In Italia abbiamo problemi analoghi con lo scoiattolo grigio (Sciurus carolinensis). Importato per la prima volta in Piemonte nel 1948, sta mettendo in grave difficoltà la sopravvivenza dello scoiattolo comune, meglio conosciuto come scoiattolo rosso (Sciurus vulgaris). Lo scoiattolo grigio è stato oggetto in passato di attività di eradicazione e, ancora oggi, si sta procedendo con azioni che supportino la ricolonizzazione dello scoiattolo comune europeo, rese meno efficaci da cittadini inconsapevoli che continuano, in buona fede, a nutrirli per riuscire ad avvicinarli e scattare loro delle fotografie.
Ispirano invece meno compassione quegli animali che potremmo definire brutti non solo per il loro aspetto estetico, ma anche per i danni diretti che possono arrecare alla nostra salute. È il caso delle zanzare, in particolare delle specie invasive come quelle del genere Aedes, vettori di malattie come chikungunya, dengue, zika e febbre gialla. Questi insetti non innescano in noi alcun senso di protezione e cura, probabilmente anche per il fastidio che proviamo quando si nutrono del nostro sangue. Così accettiamo di buon grado che si cerchi di debellarli, come accade ad altre specie infestanti come i piccioni e i ratti.

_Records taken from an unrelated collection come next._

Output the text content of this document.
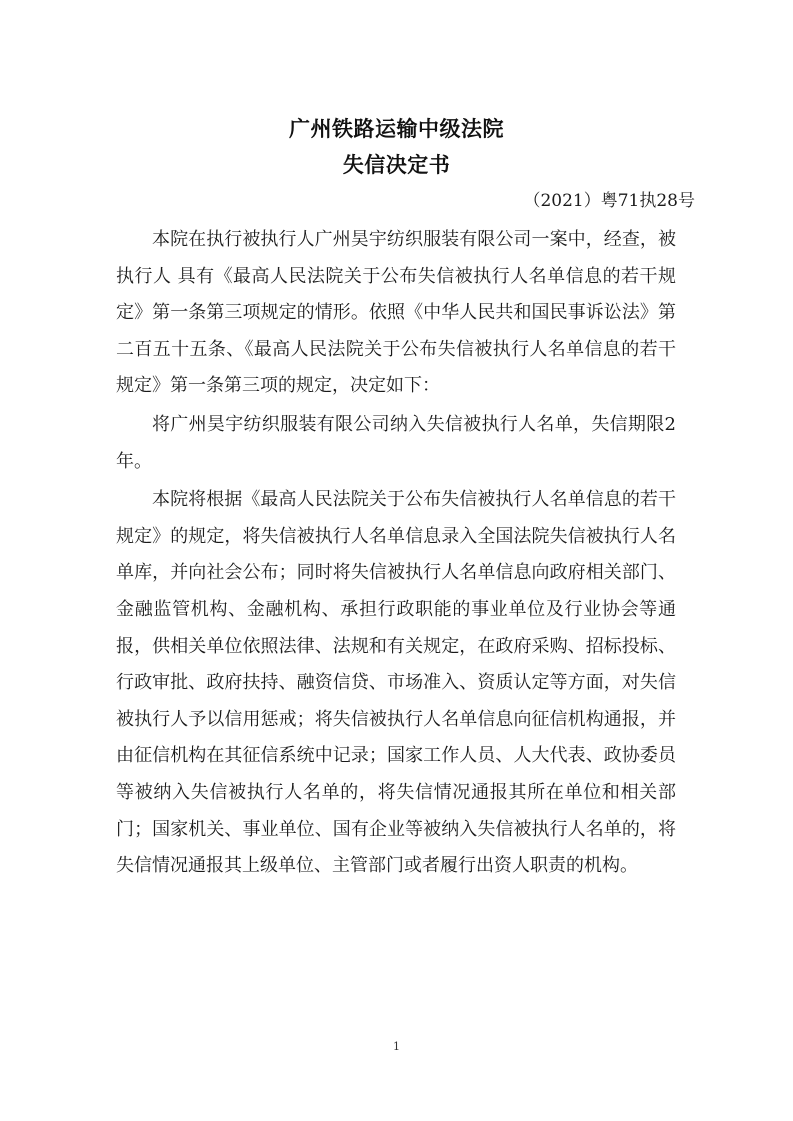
广州铁路运输中级法院
失信决定书
（2021）粤71执28号

本院在执行被执行人广州昊宇纺织服装有限公司一案中，经查，被执行人 具有《最高人民法院关于公布失信被执行人名单信息的若干规定》第一条第三项规定的情形。依照《中华人民共和国民事诉讼法》第二百五十五条、《最高人民法院关于公布失信被执行人名单信息的若干规定》第一条第三项的规定，决定如下：

将广州昊宇纺织服装有限公司纳入失信被执行人名单，失信期限2年。

本院将根据《最高人民法院关于公布失信被执行人名单信息的若干规定》的规定，将失信被执行人名单信息录入全国法院失信被执行人名单库，并向社会公布；同时将失信被执行人名单信息向政府相关部门、金融监管机构、金融机构、承担行政职能的事业单位及行业协会等通报，供相关单位依照法律、法规和有关规定，在政府采购、招标投标、行政审批、政府扶持、融资信贷、市场准入、资质认定等方面，对失信被执行人予以信用惩戒；将失信被执行人名单信息向征信机构通报，并由征信机构在其征信系统中记录；国家工作人员、人大代表、政协委员等被纳入失信被执行人名单的，将失信情况通报其所在单位和相关部门；国家机关、事业单位、国有企业等被纳入失信被执行人名单的，将失信情况通报其上级单位、主管部门或者履行出资人职责的机构。

1
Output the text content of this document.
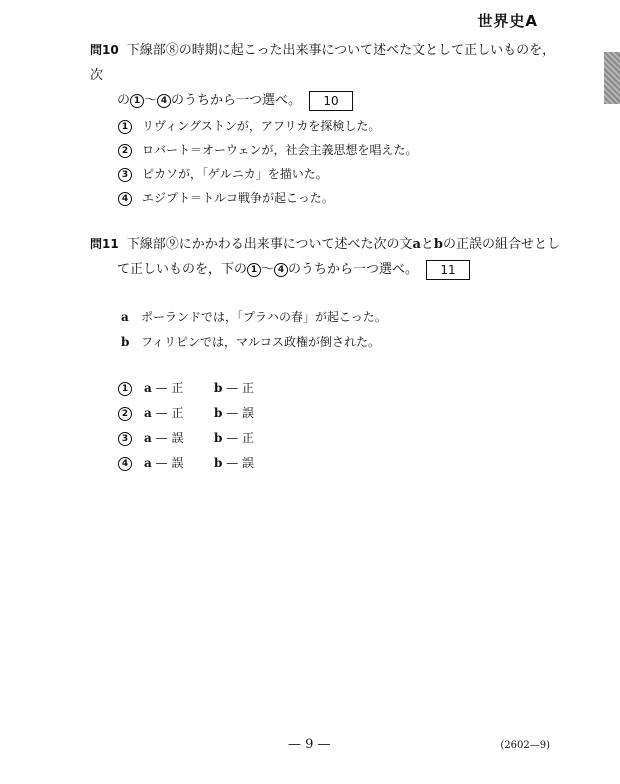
世界史A
問10 下線部⑧の時期に起こった出来事について述べた文として正しいものを，次
の 1 〜 4 のうちから一つ選べ。 10
1 リヴィングストンが，アフリカを探検した。
2 ロバート＝オーウェンが，社会主義思想を唱えた。
3 ピカソが，「ゲルニカ」を描いた。
4 エジプト＝トルコ戦争が起こった。
問11 下線部⑨にかかわる出来事について述べた次の文aとbの正誤の組合せとし
て正しいものを，下の 1 〜 4 のうちから一つ選べ。 11
a ポーランドでは，「プラハの春」が起こった。
b フィリピンでは，マルコス政権が倒された。
1 a — 正	b — 正
2 a — 正	b — 誤
3 a — 誤	b — 正
4 a — 誤	b — 誤
— 9 —	(2602—9)
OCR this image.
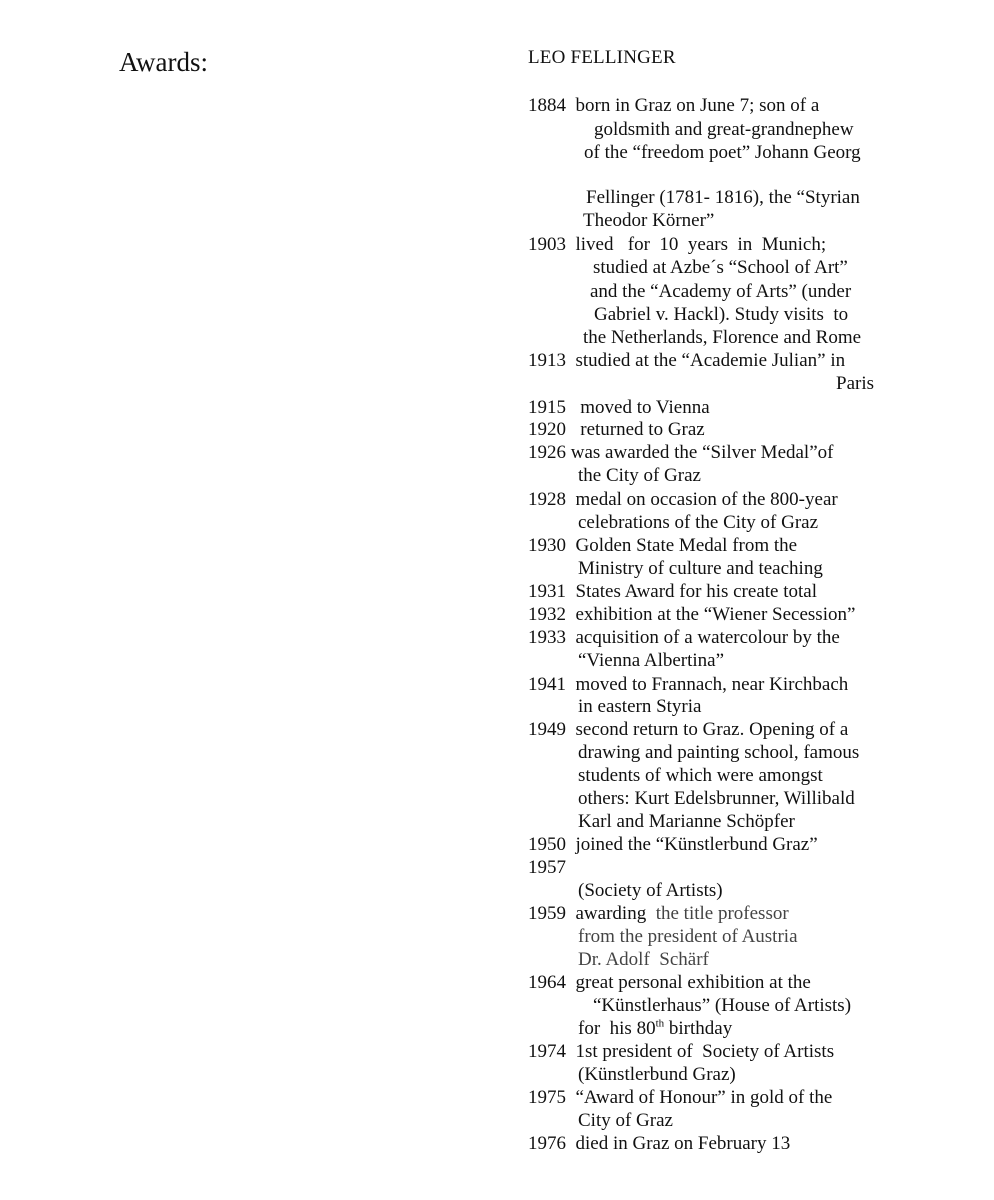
Awards:	LEO FELLINGER
1884  born in Graz on June 7; son of a
goldsmith and great-grandnephew
of the “freedom poet” Johann Georg
Fellinger (1781- 1816), the “Styrian
Theodor Körner”
1903  lived   for  10  years  in  Munich;
studied at Azbe´s “School of Art”
and the “Academy of Arts” (under
Gabriel v. Hackl). Study visits  to
the Netherlands, Florence and Rome
1913  studied at the “Academie Julian” in
Paris
1915   moved to Vienna
1920   returned to Graz
1926 was awarded the “Silver Medal”of
the City of Graz
1928  medal on occasion of the 800-year
celebrations of the City of Graz
1930  Golden State Medal from the
Ministry of culture and teaching
1931  States Award for his create total
1932  exhibition at the “Wiener Secession”
1933  acquisition of a watercolour by the
“Vienna Albertina”
1941  moved to Frannach, near Kirchbach
in eastern Styria
1949  second return to Graz. Opening of a
drawing and painting school, famous
students of which were amongst
others: Kurt Edelsbrunner, Willibald
Karl and Marianne Schöpfer
1950  joined the “Künstlerbund Graz”
1957
(Society of Artists)
1959  awarding  the title professor
from the president of Austria
Dr. Adolf  Schärf
1964  great personal exhibition at the
“Künstlerhaus” (House of Artists)
for  his 80th birthday
1974  1st president of  Society of Artists
(Künstlerbund Graz)
1975  “Award of Honour” in gold of the
City of Graz
1976  died in Graz on February 13
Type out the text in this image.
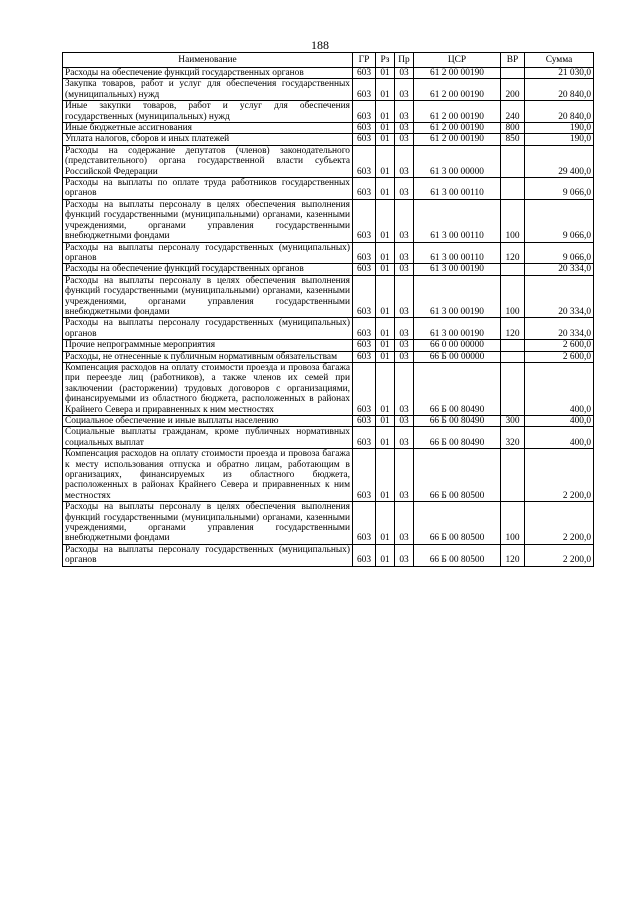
188
Наименование	ГР	Рз	Пр	ЦСР	ВР	Сумма
Расходы на обеспечение функций государственных органов	603	01	03	61 2 00 00190		21 030,0
Закупка товаров, работ и услуг для обеспечения государственных (муниципальных) нужд	603	01	03	61 2 00 00190	200	20 840,0
Иные закупки товаров, работ и услуг для обеспечения государственных (муниципальных) нужд	603	01	03	61 2 00 00190	240	20 840,0
Иные бюджетные ассигнования	603	01	03	61 2 00 00190	800	190,0
Уплата налогов, сборов и иных платежей	603	01	03	61 2 00 00190	850	190,0
Расходы на содержание депутатов (членов) законодательного (представительного) органа государственной власти субъекта Российской Федерации	603	01	03	61 3 00 00000		29 400,0
Расходы на выплаты по оплате труда работников государственных органов	603	01	03	61 3 00 00110		9 066,0
Расходы на выплаты персоналу в целях обеспечения выполнения функций государственными (муниципальными) органами, казенными учреждениями, органами управления государственными внебюджетными фондами	603	01	03	61 3 00 00110	100	9 066,0
Расходы на выплаты персоналу государственных (муниципальных) органов	603	01	03	61 3 00 00110	120	9 066,0
Расходы на обеспечение функций государственных органов	603	01	03	61 3 00 00190		20 334,0
Расходы на выплаты персоналу в целях обеспечения выполнения функций государственными (муниципальными) органами, казенными учреждениями, органами управления государственными внебюджетными фондами	603	01	03	61 3 00 00190	100	20 334,0
Расходы на выплаты персоналу государственных (муниципальных) органов	603	01	03	61 3 00 00190	120	20 334,0
Прочие непрограммные мероприятия	603	01	03	66 0 00 00000		2 600,0
Расходы, не отнесенные к публичным нормативным обязательствам	603	01	03	66 Б 00 00000		2 600,0
Компенсация расходов на оплату стоимости проезда и провоза багажа при переезде лиц (работников), а также членов их семей при заключении (расторжении) трудовых договоров с организациями, финансируемыми из областного бюджета, расположенных в районах Крайнего Севера и приравненных к ним местностях	603	01	03	66 Б 00 80490		400,0
Социальное обеспечение и иные выплаты населению	603	01	03	66 Б 00 80490	300	400,0
Социальные выплаты гражданам, кроме публичных нормативных социальных выплат	603	01	03	66 Б 00 80490	320	400,0
Компенсация расходов на оплату стоимости проезда и провоза багажа к месту использования отпуска и обратно лицам, работающим в организациях, финансируемых из областного бюджета, расположенных в районах Крайнего Севера и приравненных к ним местностях	603	01	03	66 Б 00 80500		2 200,0
Расходы на выплаты персоналу в целях обеспечения выполнения функций государственными (муниципальными) органами, казенными учреждениями, органами управления государственными внебюджетными фондами	603	01	03	66 Б 00 80500	100	2 200,0
Расходы на выплаты персоналу государственных (муниципальных) органов	603	01	03	66 Б 00 80500	120	2 200,0
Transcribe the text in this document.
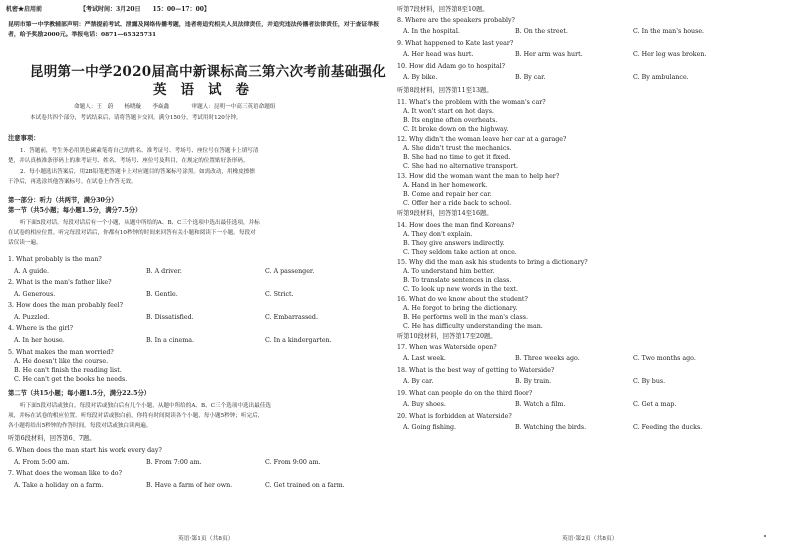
机密★启用前	【考试时间：3月20日　　15：00—17：00】
昆明市第一中学教辅部声明：严禁提前考试、泄露及网络传播考题，违者将追究相关人员法律责任，并追究违法传播者法律责任，对于查证举报者，给予奖励2000元。举报电话：0871—65325731
昆明第一中学2020届高中新课标高三第六次考前基础强化
英语试卷
命题人：王　蔚　　杨晓璇　　李焱鑫　　　　审题人：昆明一中高三英语命题组
本试卷共四个部分，考试结束后，请将答题卡交回。满分150分，考试用时120分钟。
注意事项：
1．答题前，考生务必用黑色碳素笔将自己的姓名、准考证号、考场号、座位号在答题卡上填写清
楚，并认真核准条形码上的准考证号、姓名、考场号、座位号及科目，在规定的位置贴好条形码。
2．每小题选出答案后，用2B铅笔把答题卡上对应题目的答案标号涂黑。如需改动，用橡皮擦擦
干净后，再选涂其他答案标号。在试卷上作答无效。
第一部分：听力（共两节，满分30分）
第一节（共5小题；每小题1.5分，满分7.5分）
听下面5段对话。每段对话后有一个小题，从题中所给的A、B、C三个选项中选出最佳选项，并标
在试卷的相应位置。听完每段对话后，你都有10秒钟的时间来回答有关小题和阅读下一小题。每段对
话仅读一遍。
1. What probably is the man?
A. A guide.	B. A driver.	C. A passenger.
2. What is the man's father like?
A. Generous.	B. Gentle.	C. Strict.
3. How does the man probably feel?
A. Puzzled.	B. Dissatisfied.	C. Embarrassed.
4. Where is the girl?
A. In her house.	B. In a cinema.	C. In a kindergarten.
5. What makes the man worried?
A. He doesn't like the course.
B. He can't finish the reading list.
C. He can't get the books he needs.
第二节（共15小题；每小题1.5分，满分22.5分）
听下面5段对话或独白。每段对话或独白后有几个小题，从题中所给的A、B、C三个选项中选出最佳选
项，并标在试卷的相应位置。听每段对话或独白前，你将有时间阅读各个小题，每小题5秒钟；听完后，
各小题将给出5秒钟的作答时间。每段对话或独白读两遍。
听第6段材料，回答第6、7题。
6. When does the man start his work every day?
A. From 5:00 am.	B. From 7:00 am.	C. From 9:00 am.
7. What does the woman like to do?
A. Take a holiday on a farm.	B. Have a farm of her own.	C. Get trained on a farm.
英语·第1页（共8页）
听第7段材料，回答第8至10题。
8. Where are the speakers probably?
A. In the hospital.	B. On the street.	C. In the man's house.
9. What happened to Kate last year?
A. Her head was hurt.	B. Her arm was hurt.	C. Her leg was broken.
10. How did Adam go to hospital?
A. By bike.	B. By car.	C. By ambulance.
听第8段材料，回答第11至13题。
11. What's the problem with the woman's car?
A. It won't start on hot days.
B. Its engine often overheats.
C. It broke down on the highway.
12. Why didn't the woman leave her car at a garage?
A. She didn't trust the mechanics.
B. She had no time to get it fixed.
C. She had no alternative transport.
13. How did the woman want the man to help her?
A. Hand in her homework.
B. Come and repair her car.
C. Offer her a ride back to school.
听第9段材料，回答第14至16题。
14. How does the man find Koreans?
A. They don't explain.
B. They give answers indirectly.
C. They seldom take action at once.
15. Why did the man ask his students to bring a dictionary?
A. To understand him better.
B. To translate sentences in class.
C. To look up new words in the text.
16. What do we know about the student?
A. He forgot to bring the dictionary.
B. He performs well in the man's class.
C. He has difficulty understanding the man.
听第10段材料，回答第17至20题。
17. When was Waterside open?
A. Last week.	B. Three weeks ago.	C. Two months ago.
18. What is the best way of getting to Waterside?
A. By car.	B. By train.	C. By bus.
19. What can people do on the third floor?
A. Buy shoes.	B. Watch a film.	C. Get a map.
20. What is forbidden at Waterside?
A. Going fishing.	B. Watching the birds.	C. Feeding the ducks.
英语·第2页（共8页）
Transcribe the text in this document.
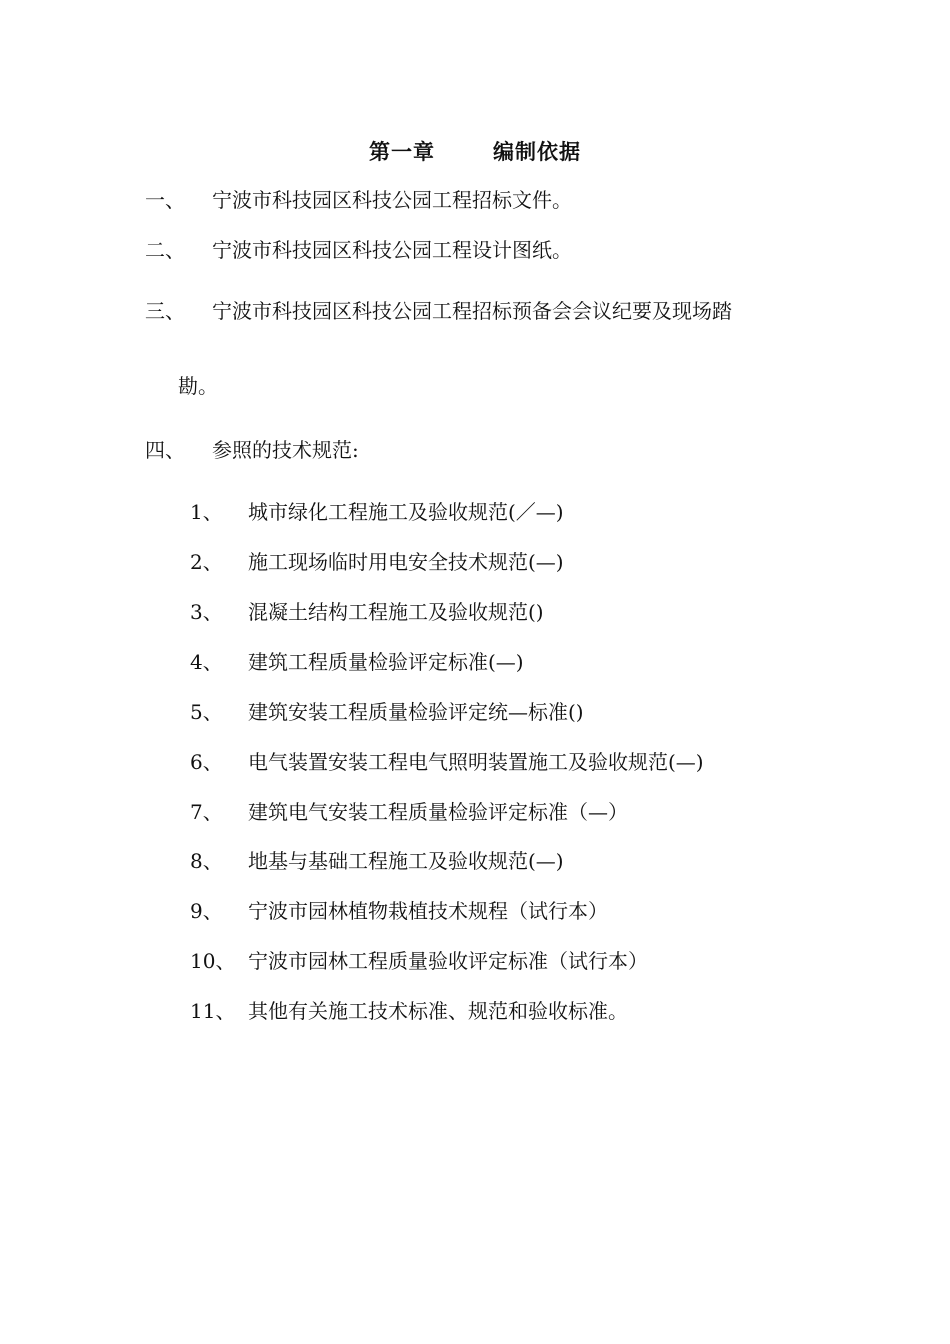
第一章	编制依据
一、 宁波市科技园区科技公园工程招标文件。
二、 宁波市科技园区科技公园工程设计图纸。
三、 宁波市科技园区科技公园工程招标预备会会议纪要及现场踏
勘。
四、 参照的技术规范:
1、 城市绿化工程施工及验收规范(／—)
2、 施工现场临时用电安全技术规范(—)
3、 混凝土结构工程施工及验收规范()
4、 建筑工程质量检验评定标准(—)
5、 建筑安装工程质量检验评定统—标准()
6、 电气装置安装工程电气照明装置施工及验收规范(—)
7、 建筑电气安装工程质量检验评定标准（—）
8、 地基与基础工程施工及验收规范(—)
9、 宁波市园林植物栽植技术规程（试行本）
10、 宁波市园林工程质量验收评定标准（试行本）
11、 其他有关施工技术标准、规范和验收标准。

Guardiamo le specie con altri occhi
Come superare l’istintiva attrazione per ciò che è tenero e garantire la stessa cura e lo stesso impegno nella salvaguardia di specie meno attraenti o di interi ecosistemi? Una delle soluzioni è il coinvolgimento diretto di cittadine e cittadini attraverso programmi di citizen science, che stanno già contribuendo alla nostra conoscenza della biodiversità, supportando la salvaguardia di specie trascurate. Ad esempio, il progetto CSMON-LIFE (Citizen Science MONitoring) che ha coinvolto i cittadini nello studio, nella gestione e nella conservazione della biodiversità, ha permesso il monitoraggio di specie con poco appeal e tanto bisogno di protezione come l’ululone appenninico, un rospo inserito nella lista rossa della IUCN tra le specie minacciate.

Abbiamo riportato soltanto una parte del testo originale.